Marc Van Ranst: partager un barbecue en extérieur «ne sera pas pour tout de suite»

Marc Van Ranst: partager un barbecue en extérieur «ne sera pas pour tout de suite»

Image d’illustration BELGA

Marc Van Ranst a précisé vendredi, sur le plateau de VTM, que les barbecues dans les jardins devront être reportés pendant un certain temps encore.

«S’asseoir pour manger au coude à coude, ce n’est pas encore possible», a déclaré le virologue. «Encore une fois: pour les activités de plein air, les gens devront garder leurs distances et porter un masque buccal», a-t-il ajouté alors que le comité de concertation a autorisé les rassemblements de 10 personnes en extérieur selon certaines conditions.

Le virologue a néanmoins précisé que les experts avaient aussi suggéré de «permettre ces activités de plein air». «Tant que cela se fait à l’extérieur et que les précautions sont respectées, le risque n’est pas trop élevé», a-t-il souligné.

Steven Van Gucht, sur le plateau de Terzake, a tout de même rappelé qu’on «peut aussi s’infecter à l’extérieur». Le virologue a même reconnu qu’il était «un peu inquiet» de cet élargissement.

Marc Van Ranst a aussi commenté la réouverture de l’horeca prévue le 1er mai si la situation sanitaire le permet. «Nous espérons que d’ici là, la situation sera meilleure», a-t-il répondu. «C’est encore long et beaucoup de choses peuvent encore arriver. Si les choses devaient mal tourner, nous pouvons toujours revenir sur notre décision.
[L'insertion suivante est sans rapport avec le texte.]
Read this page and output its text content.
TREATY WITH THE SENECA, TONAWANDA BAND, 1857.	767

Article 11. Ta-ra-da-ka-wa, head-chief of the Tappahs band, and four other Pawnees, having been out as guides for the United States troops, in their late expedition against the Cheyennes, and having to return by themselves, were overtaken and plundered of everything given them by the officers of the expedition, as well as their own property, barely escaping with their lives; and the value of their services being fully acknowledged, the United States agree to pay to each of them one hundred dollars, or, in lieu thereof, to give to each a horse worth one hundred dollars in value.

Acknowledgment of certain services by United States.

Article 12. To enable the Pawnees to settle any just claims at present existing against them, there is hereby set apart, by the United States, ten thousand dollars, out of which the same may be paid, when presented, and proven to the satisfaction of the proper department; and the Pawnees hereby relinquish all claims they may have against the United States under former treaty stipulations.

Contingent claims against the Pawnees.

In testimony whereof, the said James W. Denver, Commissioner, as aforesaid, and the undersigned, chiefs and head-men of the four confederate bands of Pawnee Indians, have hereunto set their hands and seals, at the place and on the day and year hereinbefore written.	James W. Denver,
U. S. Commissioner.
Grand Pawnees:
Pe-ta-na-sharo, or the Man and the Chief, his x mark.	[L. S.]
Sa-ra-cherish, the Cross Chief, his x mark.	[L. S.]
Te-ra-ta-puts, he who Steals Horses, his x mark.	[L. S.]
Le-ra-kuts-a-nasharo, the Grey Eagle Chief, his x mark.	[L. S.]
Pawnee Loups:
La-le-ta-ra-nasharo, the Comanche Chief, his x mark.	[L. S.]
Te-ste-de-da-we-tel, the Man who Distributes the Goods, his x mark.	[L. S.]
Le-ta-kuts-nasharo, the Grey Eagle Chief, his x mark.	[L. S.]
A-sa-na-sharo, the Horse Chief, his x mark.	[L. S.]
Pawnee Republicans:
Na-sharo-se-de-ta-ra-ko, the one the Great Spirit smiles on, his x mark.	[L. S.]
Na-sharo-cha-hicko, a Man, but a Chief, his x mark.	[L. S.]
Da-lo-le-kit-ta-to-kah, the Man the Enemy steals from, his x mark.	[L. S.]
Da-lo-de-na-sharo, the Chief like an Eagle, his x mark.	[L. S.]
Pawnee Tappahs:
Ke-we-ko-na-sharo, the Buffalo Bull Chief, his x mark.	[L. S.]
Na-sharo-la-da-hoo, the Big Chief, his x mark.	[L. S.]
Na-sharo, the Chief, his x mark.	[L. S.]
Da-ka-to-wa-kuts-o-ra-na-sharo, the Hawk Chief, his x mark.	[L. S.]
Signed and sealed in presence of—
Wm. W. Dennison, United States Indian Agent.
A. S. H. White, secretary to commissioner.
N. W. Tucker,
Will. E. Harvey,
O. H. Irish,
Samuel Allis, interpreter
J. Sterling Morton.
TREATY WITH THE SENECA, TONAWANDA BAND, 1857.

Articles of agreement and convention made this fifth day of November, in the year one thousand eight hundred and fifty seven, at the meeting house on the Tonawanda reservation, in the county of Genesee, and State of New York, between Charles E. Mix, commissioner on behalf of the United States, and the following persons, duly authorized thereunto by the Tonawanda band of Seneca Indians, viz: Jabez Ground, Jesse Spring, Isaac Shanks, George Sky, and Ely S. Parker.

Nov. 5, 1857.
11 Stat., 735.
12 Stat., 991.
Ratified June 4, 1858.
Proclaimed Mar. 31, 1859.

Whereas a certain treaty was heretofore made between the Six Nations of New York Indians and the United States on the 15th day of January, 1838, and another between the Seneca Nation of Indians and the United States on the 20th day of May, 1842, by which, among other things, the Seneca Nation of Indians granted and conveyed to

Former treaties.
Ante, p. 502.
Mais sachant que la vaccination va se poursuivre, tout ira bien».

Les voyages non essentiels restent interdits jusqu’au 18 avril (avec une évaluation le 26 mars lors du prochain comité de concertation), «une bonne chose pour empêcher la propagation du virus et de ses variantes», a estimé M. Van Ranst.

Selon M. Van Gucht, les trois prochaines semaines sont «vraiment cruciales». L’infectiologue anversoise Erika Vlieghe a, pour sa part, rappelé qu’il «sera très important que la situation épidémiologique et la situation dans les hôpitaux soient étroitement surveillées sur une base hebdomadaire. Si nous voulons que le plan soit respecté, nous devrons tous faire de notre mieux», a précisé la présidente du GEMS, le groupe d’experts qui conseille le gouvernement.